On the table while I waited was a load of magazines that had pictures of these beautiful looking women on yachts or having fun in places like the French Riveria. Living amongst the grime of the East End it was like a different world. A world I envied. A world I so wanted to be a part of.
On the occasions I couldn’t afford my rent and my landlord suggested other means of payment I would escape to that world. His laboured grunts replaced by the clinking of champagne glasses as I attended some luxurious gala. Descending an expansive staircase in a full length dress with far more grace than I had descended that hill on the way to my new life.
I could be those women in the magazine. If nothing else at least by name. It needed to be something exotic. Something mysterious.

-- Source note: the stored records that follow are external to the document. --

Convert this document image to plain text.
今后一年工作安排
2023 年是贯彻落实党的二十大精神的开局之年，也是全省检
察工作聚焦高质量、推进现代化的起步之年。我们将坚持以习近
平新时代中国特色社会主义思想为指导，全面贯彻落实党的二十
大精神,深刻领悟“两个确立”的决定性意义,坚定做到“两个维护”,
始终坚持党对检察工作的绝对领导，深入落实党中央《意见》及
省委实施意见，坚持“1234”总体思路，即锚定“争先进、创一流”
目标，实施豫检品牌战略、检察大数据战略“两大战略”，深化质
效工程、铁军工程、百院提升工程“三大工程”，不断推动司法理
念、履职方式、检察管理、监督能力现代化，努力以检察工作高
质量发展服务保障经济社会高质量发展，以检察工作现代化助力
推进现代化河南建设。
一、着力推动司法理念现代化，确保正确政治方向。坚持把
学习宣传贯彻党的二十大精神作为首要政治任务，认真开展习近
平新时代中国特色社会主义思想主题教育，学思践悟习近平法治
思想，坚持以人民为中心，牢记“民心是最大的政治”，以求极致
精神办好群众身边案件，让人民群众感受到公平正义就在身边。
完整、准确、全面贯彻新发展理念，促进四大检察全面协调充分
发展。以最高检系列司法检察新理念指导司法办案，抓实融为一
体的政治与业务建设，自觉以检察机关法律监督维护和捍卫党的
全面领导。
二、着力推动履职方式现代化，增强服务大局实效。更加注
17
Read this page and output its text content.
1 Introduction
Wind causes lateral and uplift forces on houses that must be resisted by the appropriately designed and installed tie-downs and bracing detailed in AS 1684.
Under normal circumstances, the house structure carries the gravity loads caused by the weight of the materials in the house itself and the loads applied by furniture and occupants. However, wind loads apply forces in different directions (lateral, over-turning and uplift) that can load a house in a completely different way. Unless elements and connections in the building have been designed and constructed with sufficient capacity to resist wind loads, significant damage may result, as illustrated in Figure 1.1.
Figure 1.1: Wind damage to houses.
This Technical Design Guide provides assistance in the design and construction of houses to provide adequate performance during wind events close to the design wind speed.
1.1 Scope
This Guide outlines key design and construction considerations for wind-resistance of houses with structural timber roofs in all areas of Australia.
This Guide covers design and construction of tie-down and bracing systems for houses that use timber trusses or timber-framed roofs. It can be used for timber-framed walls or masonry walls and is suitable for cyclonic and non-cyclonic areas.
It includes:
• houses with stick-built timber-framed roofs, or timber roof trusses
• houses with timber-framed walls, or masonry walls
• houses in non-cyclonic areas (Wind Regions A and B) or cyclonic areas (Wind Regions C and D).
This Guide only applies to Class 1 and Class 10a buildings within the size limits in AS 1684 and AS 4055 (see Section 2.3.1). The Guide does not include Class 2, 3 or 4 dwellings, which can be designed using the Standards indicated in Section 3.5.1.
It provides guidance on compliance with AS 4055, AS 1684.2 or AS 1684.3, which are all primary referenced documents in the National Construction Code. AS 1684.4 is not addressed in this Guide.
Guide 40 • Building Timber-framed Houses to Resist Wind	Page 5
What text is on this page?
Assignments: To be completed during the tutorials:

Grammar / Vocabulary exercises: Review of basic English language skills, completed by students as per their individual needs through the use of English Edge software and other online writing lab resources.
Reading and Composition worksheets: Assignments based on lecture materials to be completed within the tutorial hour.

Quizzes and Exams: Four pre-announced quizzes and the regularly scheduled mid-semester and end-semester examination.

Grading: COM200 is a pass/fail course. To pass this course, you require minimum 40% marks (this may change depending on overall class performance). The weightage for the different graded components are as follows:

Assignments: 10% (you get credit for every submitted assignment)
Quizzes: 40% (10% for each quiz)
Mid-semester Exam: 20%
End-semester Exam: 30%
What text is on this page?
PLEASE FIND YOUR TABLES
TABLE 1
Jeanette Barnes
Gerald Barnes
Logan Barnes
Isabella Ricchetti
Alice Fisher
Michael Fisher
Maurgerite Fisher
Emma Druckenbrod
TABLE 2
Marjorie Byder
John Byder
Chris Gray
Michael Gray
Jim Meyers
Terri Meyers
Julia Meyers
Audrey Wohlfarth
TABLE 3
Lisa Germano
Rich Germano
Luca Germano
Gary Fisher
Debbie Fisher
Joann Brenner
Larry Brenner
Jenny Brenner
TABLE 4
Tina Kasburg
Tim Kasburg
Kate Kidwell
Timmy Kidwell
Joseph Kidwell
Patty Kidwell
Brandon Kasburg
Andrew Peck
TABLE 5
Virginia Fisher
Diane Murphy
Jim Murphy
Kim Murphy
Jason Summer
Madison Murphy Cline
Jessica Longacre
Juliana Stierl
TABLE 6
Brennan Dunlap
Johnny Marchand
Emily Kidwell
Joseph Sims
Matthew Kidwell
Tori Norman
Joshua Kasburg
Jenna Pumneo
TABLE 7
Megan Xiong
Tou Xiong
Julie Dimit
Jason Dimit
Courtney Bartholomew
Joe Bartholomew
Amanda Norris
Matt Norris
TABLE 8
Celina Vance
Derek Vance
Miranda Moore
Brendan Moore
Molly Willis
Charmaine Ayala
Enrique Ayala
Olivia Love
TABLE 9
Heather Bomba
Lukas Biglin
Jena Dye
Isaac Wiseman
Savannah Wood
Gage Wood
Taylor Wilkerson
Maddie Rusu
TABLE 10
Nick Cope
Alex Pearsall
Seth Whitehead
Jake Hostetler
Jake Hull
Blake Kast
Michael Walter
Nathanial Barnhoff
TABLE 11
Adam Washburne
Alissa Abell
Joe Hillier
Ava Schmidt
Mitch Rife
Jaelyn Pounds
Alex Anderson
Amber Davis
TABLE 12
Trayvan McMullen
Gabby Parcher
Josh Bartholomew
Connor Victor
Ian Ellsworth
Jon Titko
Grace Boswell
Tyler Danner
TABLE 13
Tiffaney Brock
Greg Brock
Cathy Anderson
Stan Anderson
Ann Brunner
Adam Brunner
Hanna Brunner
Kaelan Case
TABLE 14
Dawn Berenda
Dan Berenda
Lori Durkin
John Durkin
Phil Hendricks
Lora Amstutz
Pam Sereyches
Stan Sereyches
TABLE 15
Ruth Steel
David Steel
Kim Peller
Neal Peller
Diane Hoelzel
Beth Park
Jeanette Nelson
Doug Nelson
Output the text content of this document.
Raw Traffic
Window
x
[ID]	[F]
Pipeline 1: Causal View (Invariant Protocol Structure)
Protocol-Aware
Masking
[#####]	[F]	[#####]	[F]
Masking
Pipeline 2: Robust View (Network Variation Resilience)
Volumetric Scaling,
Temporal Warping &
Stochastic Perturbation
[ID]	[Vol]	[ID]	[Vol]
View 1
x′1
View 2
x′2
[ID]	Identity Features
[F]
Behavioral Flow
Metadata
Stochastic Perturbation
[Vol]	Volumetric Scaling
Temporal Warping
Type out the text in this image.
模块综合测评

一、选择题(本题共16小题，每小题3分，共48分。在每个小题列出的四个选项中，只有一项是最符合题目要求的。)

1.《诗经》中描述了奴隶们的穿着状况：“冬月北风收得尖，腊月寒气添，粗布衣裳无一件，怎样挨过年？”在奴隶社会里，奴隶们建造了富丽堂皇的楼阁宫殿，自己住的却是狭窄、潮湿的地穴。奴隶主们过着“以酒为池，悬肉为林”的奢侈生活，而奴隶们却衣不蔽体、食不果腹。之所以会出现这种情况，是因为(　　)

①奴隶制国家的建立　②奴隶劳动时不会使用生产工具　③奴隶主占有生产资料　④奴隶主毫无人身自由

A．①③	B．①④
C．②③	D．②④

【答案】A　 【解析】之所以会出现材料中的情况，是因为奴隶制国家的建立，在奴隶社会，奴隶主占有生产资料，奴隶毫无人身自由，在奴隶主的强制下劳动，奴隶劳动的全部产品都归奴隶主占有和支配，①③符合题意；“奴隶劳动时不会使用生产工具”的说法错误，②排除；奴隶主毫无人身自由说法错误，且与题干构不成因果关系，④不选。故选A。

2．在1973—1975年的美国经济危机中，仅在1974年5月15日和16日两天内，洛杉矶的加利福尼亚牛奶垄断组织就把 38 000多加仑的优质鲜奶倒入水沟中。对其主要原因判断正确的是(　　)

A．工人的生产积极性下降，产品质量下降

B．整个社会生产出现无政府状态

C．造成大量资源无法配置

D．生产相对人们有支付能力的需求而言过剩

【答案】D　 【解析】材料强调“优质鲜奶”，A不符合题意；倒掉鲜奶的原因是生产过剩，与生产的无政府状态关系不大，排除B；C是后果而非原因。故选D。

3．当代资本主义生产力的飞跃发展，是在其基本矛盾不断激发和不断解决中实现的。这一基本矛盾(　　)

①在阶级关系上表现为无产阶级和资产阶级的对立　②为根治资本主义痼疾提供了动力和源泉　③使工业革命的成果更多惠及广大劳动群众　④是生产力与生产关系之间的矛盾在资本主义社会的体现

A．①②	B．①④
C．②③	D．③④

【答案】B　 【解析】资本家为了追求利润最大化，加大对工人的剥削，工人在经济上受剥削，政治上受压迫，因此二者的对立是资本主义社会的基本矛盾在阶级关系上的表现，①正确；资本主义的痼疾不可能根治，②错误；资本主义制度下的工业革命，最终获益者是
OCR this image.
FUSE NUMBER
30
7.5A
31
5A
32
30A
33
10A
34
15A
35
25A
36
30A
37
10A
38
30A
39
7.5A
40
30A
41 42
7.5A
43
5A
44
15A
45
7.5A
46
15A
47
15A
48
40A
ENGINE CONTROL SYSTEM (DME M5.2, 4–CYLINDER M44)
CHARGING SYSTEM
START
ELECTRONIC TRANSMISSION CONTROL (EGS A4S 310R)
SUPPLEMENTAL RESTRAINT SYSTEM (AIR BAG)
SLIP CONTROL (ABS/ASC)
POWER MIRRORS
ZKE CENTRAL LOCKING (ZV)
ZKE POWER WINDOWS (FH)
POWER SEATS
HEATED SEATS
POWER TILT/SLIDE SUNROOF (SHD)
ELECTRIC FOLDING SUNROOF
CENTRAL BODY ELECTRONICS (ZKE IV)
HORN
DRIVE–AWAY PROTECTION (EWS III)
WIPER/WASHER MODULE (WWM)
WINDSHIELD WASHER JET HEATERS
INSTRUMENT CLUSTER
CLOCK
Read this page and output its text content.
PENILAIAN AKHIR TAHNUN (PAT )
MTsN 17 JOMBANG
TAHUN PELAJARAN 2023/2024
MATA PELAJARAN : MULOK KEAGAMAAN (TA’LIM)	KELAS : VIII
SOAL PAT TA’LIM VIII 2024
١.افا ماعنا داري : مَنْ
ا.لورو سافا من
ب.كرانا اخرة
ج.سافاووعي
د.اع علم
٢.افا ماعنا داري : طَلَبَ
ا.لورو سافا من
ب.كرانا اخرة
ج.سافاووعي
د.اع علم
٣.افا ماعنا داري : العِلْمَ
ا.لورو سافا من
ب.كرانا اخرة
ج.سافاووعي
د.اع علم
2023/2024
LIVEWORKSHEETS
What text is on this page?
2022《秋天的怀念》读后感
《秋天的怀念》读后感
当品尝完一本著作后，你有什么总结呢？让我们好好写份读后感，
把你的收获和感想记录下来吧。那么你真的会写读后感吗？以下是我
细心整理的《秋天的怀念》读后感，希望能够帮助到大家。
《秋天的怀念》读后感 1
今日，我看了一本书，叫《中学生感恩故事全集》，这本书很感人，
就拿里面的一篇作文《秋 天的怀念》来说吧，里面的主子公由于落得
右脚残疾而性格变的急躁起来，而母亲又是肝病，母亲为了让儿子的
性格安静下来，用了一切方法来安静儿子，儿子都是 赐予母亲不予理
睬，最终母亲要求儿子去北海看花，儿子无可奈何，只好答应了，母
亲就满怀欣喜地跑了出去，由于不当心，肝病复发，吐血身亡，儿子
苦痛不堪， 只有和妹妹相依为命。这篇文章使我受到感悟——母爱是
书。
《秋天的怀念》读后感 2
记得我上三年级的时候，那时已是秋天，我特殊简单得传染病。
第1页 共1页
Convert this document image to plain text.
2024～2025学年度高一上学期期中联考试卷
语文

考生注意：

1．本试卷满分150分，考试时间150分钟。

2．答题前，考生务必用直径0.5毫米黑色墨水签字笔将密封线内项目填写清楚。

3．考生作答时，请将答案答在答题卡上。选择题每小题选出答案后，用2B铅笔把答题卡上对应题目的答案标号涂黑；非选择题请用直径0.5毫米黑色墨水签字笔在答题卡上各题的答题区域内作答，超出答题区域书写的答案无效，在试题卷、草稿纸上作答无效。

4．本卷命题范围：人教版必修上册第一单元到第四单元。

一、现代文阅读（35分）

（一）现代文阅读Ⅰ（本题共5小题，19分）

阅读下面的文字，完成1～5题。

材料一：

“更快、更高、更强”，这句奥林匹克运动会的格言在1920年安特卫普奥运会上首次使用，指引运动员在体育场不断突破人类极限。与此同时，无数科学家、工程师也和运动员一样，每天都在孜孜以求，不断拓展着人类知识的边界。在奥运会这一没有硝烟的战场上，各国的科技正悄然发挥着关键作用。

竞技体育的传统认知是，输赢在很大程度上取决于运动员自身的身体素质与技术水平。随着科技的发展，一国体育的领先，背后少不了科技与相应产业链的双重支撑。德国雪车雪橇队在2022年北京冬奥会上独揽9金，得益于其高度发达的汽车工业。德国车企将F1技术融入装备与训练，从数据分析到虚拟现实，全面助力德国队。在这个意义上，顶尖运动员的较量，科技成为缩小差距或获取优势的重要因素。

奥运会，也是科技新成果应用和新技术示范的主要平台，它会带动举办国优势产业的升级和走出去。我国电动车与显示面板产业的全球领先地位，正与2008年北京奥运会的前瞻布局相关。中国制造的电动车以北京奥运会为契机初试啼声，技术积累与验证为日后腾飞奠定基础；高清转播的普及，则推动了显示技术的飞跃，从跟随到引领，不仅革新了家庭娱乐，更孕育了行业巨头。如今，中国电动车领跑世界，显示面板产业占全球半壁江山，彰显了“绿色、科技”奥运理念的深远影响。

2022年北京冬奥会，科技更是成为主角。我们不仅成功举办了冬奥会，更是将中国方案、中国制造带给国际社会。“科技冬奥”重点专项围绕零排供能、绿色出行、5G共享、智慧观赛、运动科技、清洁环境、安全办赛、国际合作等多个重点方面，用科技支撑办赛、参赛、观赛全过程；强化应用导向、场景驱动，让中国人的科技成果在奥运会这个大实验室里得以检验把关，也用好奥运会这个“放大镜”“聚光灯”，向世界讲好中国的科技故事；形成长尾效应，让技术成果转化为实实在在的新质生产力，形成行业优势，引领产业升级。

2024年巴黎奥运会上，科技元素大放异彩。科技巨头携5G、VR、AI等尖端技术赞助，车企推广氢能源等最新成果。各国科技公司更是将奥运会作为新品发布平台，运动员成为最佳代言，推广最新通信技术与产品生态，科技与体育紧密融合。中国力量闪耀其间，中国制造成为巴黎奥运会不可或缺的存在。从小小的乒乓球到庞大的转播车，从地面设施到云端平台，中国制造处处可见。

“I got it!” I exclaimed “Labia Lefeure”
“Sorry? What Lefeure?” He replied
“My new name …. Labia Lefeure”
“How we spelling that?”
“Labia?” He said raising his eyebrows
“It’s pronounced LAA-BYE-AHH” I corrected him with a sense of pride over my new identity.
He sighed, shaking his head “Very well. Come on let’s get inside”
“Wait!” I said “What do I call you? I mean who even are you?”
“Me?” He replied giving a wry smile “I’m The Manager. Come on…. It’s time to meet the band”
He opened a large metal door and gestured for me to go inside. I placed one muddy foot across the threshold.
Goodbye Molly Jones. Hello Labia Lefeure.